方嫣容不耐烦地打断了赵莉的话匣子,精心装扮的脸庞盛满怒意,“妈,你胡说什么呢?梓川哥和爸爸不同,我将来的生活,必定也和你不同。
我下定决心要做的事,就一定要成功,绝不允许失败!”
攥紧手里的皮包,白皙柔嫩的手指按了按早就塞在里面鼓鼓囊囊的东西,方嫣容骄傲地抬起下巴,志得意满地走出方家别墅。
这一次,她对沈梓川势在必得!
无耻
上午九点钟左右,方嫣容驾驶心爱的豪车行驶在赶往蓝调咖啡厅的主干道上,仔细回味着沈梓川说的“只有你和我两个人”,脸色极好,慢慢勾唇笑得非常开心得意。
她比方晓染更年轻紧致,也比方晓染更温柔体贴,方晓染能做到的,她比方晓染做得更好更认真,就不信自己拿不下沈梓川的人沈梓川的心?!
接听电话的时候,鬼使神差的,她特意留了个心眼把把沈梓川打来的电话录了音,并保存在内存卡里面。
当时只是一种下意识的举动,现在麽……
方嫣容握着方向盘的双手猛地往左边一拐,往桐城警局的方向驾驶而去。
如此值得高兴的事,她肯定要去方晓染面前炫耀一番。
关押室,方晓染无奈地看着萧景城忙忙碌碌在一堆又一堆的童装里面挑选,笑意盎然地跟她讨论小孩子的哪件衣服最好看。

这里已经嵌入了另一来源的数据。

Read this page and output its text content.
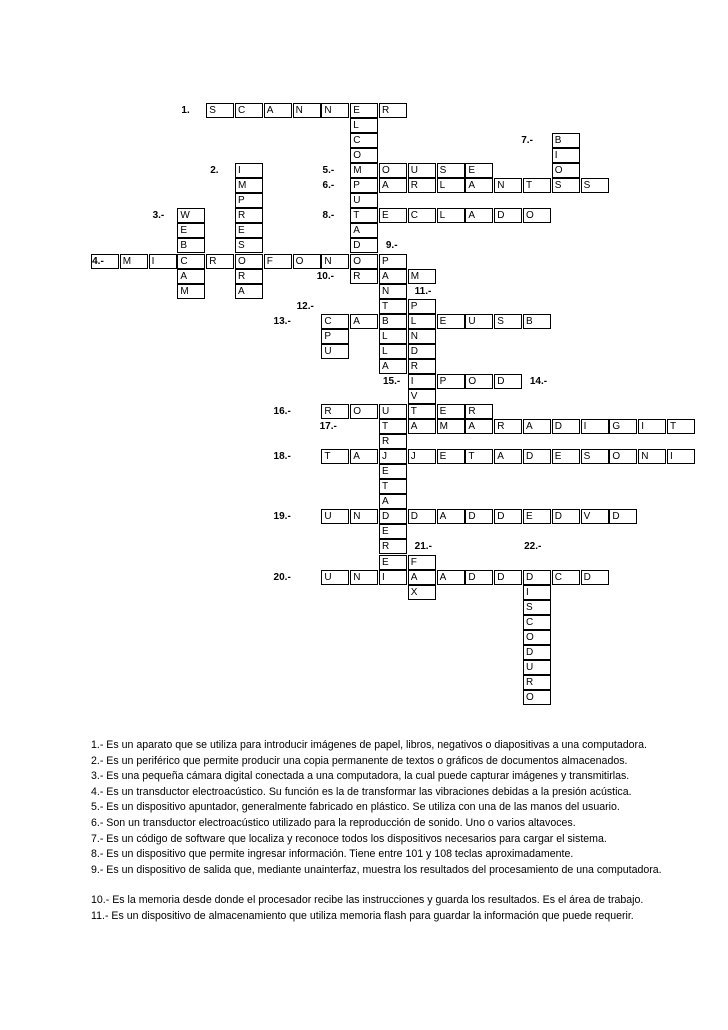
S	C	A	N	N	E	R
I
M
P
R
E
S
O
R
A
W
E
B
C
A
M
M	I	R	F	O	N	O
M	O	U	S	E
P	A	R	L	A	N	T	S	S
B
I
O
T	E	C	L	A	D	O
L
C
O
U
A
D
R
P
A
N
T
B
L
L
A
M
P
L
N
D
R
I
V
T
C
P
U
A	E	U	S	B
P	O	D
A
R	O	U	E	R
T	M	A	R	A	D	I	G	I	T
T	A	J	J	E	T	A	D	E	S	O	N	I
U	N	D	D	A	D	D	E	D	V	D
U	N	I	A	A	D	D	D	C	D
F
X	I
S
C
O
D
U
R
O
R
E
T
A
E
R
E
1.
2.
3.-
4.-
5.-
6.-
7.-
8.-
9.-
10.-
11.-
12.-
13.-
14.-
15.-
16.-
17.-
18.-
19.-
20.-
21.-	22.-
1.- Es un aparato que se utiliza para introducir imágenes de papel, libros, negativos o diapositivas a una computadora.
2.- Es un periférico que permite producir una copia permanente de textos o gráficos de documentos almacenados.
3.- Es una pequeña cámara digital conectada a una computadora, la cual puede capturar imágenes y transmitirlas.
4.- Es un transductor electroacústico. Su función es la de transformar las vibraciones debidas a la presión acústica.
5.- Es un dispositivo apuntador, generalmente fabricado en plástico. Se utiliza con una de las manos del usuario.
6.- Son un transductor electroacústico utilizado para la reproducción de sonido. Uno o varios altavoces.
7.- Es un código de software que localiza y reconoce todos los dispositivos necesarios para cargar el sistema.
8.- Es un dispositivo que permite ingresar información. Tiene entre 101 y 108 teclas aproximadamente.
9.- Es un dispositivo de salida que, mediante unainterfaz, muestra los resultados del procesamiento de una computadora.
10.- Es la memoria desde donde el procesador recibe las instrucciones y guarda los resultados. Es el área de trabajo.
11.- Es un dispositivo de almacenamiento que utiliza memoria flash para guardar la información que puede requerir.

方晓染身材完全走了形,挺着弧度圆润的大肚子,听着萧景城嘴里的傻话,忍不住嗤嗤笑出了声,“你到底是来看我的,还是来看孩子的?”
萧景城把挑出来的那件他认为最漂亮的小衣裳放在她的手里,顺势拉住她的手腕,笑眯眯,说道,“这一趟,我主要是来看宝宝的,你呀,顺便照看一下。我可是听童装专柜的导购员说了,多看看这些好看的衣服,生下来的宝宝也会变得更加漂亮可爱。
染染,以后我每天都给你带来一堆这样的衣裳,让你看个够!怎么样,你心里有没有一点点感动?”
方晓染扯了扯嘴角,“景城,有没有发现这段时间你整个人都变得不像你了,特唠叨,特婆妈,真心受不了。”
“那是因为我关心你,喜欢你才唠叨!”
“哎,我说,你能不能不管什么话都能扯上喜欢两个字?”
“那我换一个词吧,‘爱’呢?”
“萧景城,你够了啊!”
……
方嫣容刚走到拐角处,镂空的铁栏门挡不住那和谐甜蜜的对话。
嘴角噙着阴狠的一抹笑,她笑着听完,并把这一幕全部收录到手机里。
心道,到了蓝调咖啡厅和沈梓川见面的时候,她就故意装作不小心把这段视频播放出来,让他仔细听听瞧瞧,方晓染即使被关押在警局里头,还不忘跟萧景城勾勾搭搭,甚至怀上了对方的孩子。